Cuando una madre o un padre empieza a perder memoria, a desorientarse, a caerse o a estar más apagado, muchas familias se hacen una pregunta muy concreta:

¿Esto tiene vuelta atrás?

A veces lo formulan de otra manera:

  • “¿Será Alzheimer?”
  • “¿Será demencia?”
  • “¿O no será nada?”

Y ahí aparece una de las trampas más frecuentes: pensar que solo existen dos posibilidades.

  • O no pasa nada.
  • O ya no hay nada que hacer.

Pero la realidad clínica es mucho más amplia.

Algunas causas de pérdida de memoria pueden mejorar: la medicación, la depresión, el aislamiento, el mal sueño, el dolor, las caídas, la pérdida de fuerza, la falta de actividad, los problemas de audición o visión, y algunas enfermedades médicas que afectan al funcionamiento cerebral.

Y aunque exista una demencia neurodegenerativa, como la enfermedad de Alzheimer, también hay mucho que se puede hacer.

  • No siempre podemos borrar el diagnóstico.
  • Pero sí podemos mejorar el funcionamiento.
  • Y en una persona mayor, mejorar el funcionamiento puede significar mucho: menos caídas, menos confusión, más autonomía, más seguridad y más tiempo viviendo con la mejor capacidad posible.

Primero: ¿a qué llamamos demencia?

La palabra “demencia” se usa muchas veces como si fuera una sentencia única.

Pero médicamente conviene distinguir.

La demencia es un síndrome: significa que existe un deterioro cognitivo suficiente como para interferir en la vida diaria de la persona.

Pero no todas las demencias tienen la misma causa.

Y no todo problema de memoria es una demencia.

Una persona puede parecer más deteriorada por muchas razones:

  • medicación sedante,
  • depresión,
  • duelo,
  • aislamiento,
  • mal sueño,
  • dolor,
  • infecciones,
  • alteraciones metabólicas,
  • problemas de audición,
  • problemas de visión,
  • pérdida de fuerza,
  • caídas,
  • falta de estructura diaria,
  • o una combinación de varias de estas cosas.

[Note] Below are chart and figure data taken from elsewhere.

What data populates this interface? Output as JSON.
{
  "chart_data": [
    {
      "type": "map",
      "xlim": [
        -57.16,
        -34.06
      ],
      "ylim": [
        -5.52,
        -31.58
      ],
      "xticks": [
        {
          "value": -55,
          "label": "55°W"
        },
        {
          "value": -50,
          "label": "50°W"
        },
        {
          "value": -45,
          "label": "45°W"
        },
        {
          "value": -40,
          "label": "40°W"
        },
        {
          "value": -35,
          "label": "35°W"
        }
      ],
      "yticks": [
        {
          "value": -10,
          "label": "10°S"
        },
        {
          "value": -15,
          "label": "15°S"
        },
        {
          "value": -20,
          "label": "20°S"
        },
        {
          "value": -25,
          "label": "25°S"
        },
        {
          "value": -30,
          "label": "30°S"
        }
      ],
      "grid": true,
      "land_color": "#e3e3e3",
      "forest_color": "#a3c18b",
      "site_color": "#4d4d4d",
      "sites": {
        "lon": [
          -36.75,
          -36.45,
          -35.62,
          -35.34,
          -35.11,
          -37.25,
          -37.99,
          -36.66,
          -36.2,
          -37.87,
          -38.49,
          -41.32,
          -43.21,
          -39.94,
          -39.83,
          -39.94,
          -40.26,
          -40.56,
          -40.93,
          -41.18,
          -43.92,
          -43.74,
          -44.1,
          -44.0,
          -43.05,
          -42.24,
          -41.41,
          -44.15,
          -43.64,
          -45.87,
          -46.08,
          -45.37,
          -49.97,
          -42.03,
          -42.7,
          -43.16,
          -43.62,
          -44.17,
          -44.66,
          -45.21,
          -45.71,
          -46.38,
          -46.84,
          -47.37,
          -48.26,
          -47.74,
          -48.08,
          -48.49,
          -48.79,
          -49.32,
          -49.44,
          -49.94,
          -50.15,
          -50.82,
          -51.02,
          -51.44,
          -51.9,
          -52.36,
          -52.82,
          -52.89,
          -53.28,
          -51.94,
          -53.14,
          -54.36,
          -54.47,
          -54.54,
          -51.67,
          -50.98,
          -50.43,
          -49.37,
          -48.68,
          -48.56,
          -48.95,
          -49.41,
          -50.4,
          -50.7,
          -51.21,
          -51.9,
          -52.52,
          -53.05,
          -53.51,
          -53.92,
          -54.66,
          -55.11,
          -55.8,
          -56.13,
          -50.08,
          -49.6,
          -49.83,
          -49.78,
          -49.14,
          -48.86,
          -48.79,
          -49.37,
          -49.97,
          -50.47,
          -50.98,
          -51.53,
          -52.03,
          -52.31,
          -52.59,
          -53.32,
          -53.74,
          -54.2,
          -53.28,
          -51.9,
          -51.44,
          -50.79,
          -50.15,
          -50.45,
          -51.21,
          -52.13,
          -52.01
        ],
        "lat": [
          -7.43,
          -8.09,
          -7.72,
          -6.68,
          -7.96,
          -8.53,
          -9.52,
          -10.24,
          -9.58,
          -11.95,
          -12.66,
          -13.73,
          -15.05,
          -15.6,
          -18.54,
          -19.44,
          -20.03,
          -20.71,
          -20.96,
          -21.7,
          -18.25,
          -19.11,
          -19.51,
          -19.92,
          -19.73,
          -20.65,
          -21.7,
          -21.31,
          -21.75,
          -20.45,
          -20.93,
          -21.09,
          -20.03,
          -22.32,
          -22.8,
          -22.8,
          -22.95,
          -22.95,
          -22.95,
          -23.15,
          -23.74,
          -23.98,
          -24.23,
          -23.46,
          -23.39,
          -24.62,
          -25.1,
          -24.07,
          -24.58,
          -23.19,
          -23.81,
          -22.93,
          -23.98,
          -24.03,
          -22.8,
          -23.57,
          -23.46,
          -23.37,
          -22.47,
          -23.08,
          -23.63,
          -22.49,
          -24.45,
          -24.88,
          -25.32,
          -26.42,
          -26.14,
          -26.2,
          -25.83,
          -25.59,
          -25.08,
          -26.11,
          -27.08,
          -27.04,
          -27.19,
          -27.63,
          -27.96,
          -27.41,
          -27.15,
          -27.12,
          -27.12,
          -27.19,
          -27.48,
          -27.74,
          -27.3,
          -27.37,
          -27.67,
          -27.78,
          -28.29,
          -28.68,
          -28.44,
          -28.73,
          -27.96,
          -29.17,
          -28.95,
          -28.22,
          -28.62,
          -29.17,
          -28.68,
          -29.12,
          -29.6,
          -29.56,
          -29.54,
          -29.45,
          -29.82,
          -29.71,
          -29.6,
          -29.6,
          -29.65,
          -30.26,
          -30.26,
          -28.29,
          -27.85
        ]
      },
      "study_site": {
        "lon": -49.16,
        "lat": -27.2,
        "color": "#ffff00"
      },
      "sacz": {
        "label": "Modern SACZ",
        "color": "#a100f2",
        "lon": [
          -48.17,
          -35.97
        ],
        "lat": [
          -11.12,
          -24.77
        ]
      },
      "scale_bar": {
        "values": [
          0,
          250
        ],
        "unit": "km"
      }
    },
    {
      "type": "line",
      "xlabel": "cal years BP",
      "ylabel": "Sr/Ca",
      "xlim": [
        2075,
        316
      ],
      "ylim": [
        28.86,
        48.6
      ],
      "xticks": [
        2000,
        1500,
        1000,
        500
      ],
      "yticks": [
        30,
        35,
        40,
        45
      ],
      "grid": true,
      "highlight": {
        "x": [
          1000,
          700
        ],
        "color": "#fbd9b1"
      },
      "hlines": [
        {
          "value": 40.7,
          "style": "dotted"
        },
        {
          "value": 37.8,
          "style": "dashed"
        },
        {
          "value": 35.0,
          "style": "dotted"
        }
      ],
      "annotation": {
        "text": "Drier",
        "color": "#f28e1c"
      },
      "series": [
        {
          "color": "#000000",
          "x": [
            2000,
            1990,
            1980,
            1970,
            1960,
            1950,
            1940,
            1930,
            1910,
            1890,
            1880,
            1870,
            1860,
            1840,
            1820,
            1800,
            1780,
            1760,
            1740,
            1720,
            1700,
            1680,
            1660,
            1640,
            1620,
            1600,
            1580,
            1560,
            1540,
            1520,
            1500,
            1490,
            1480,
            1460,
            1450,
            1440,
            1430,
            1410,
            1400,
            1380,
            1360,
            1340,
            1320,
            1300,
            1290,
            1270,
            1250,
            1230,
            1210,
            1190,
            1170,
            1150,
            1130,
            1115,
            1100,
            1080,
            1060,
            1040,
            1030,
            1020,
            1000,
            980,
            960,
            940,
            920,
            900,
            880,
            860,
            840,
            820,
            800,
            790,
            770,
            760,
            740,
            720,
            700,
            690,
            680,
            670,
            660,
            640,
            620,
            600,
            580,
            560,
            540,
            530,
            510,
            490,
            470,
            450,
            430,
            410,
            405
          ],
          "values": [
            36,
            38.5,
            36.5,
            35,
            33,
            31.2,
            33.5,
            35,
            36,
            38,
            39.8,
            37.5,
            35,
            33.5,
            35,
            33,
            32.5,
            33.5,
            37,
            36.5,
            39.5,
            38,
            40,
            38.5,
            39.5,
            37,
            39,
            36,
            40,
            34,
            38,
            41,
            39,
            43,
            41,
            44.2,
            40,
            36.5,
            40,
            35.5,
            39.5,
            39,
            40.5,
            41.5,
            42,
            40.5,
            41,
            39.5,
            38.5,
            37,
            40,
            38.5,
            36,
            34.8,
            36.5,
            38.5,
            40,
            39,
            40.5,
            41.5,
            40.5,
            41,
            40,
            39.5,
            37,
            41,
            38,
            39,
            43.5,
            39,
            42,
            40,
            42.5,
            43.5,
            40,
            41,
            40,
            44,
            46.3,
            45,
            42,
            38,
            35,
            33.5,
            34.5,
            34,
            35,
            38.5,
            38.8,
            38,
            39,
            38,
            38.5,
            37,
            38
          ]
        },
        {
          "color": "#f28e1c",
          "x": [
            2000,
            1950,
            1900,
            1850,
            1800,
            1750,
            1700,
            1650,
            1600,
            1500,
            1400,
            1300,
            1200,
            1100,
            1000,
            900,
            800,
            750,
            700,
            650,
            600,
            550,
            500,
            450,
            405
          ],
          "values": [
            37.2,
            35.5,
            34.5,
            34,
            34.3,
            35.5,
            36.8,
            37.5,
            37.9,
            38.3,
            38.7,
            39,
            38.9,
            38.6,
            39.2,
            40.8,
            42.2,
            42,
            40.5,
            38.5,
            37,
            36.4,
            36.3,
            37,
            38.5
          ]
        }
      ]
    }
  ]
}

Por eso, antes de decir “es Alzheimer” o “es normal para su edad”, hay que valorar bien.

La pregunta no debería ser solo:

“¿Tiene demencia o no?”

La pregunta más útil es:

“¿Qué parte de lo que le pasa puede mejorar?”

Entonces, ¿la demencia se puede revertir?

Depende de qué estemos llamando demencia.

Si hablamos de una enfermedad neurodegenerativa establecida, como la enfermedad de Alzheimer, lo habitual es que no desaparezca ni vuelva completamente al estado previo.

Pero eso no significa que no haya nada que hacer.

Y esta idea es fundamental.

Una cosa es no poder curar una enfermedad neurodegenerativa.

Otra muy distinta es abandonar a la persona a su evolución sin intervenir sobre todo lo que sí se puede mejorar.

  • En muchos casos se puede mejorar el sueño.
  • Se puede revisar la medicación.
  • Se puede tratar el dolor.
  • Se puede mejorar la nutrición.
  • Se puede trabajar la fuerza.
  • Se puede prevenir caídas.
  • Se puede estimular la memoria y las capacidades conservadas.
  • Se puede mejorar la rutina.
  • Se puede reducir el aislamiento.
  • Se puede acompañar mejor a la familia.
  • Y todo eso puede cambiar la trayectoria real de una persona.

Quizá no cambiamos el diagnóstico.

Pero sí podemos cambiar cómo vive esa persona con el diagnóstico.

Causas de pérdida de memoria que pueden mejorar

1. Medicación

Algunos medicamentos pueden producir somnolencia, confusión, desorientación, enlentecimiento, caídas o empeoramiento cognitivo en personas mayores.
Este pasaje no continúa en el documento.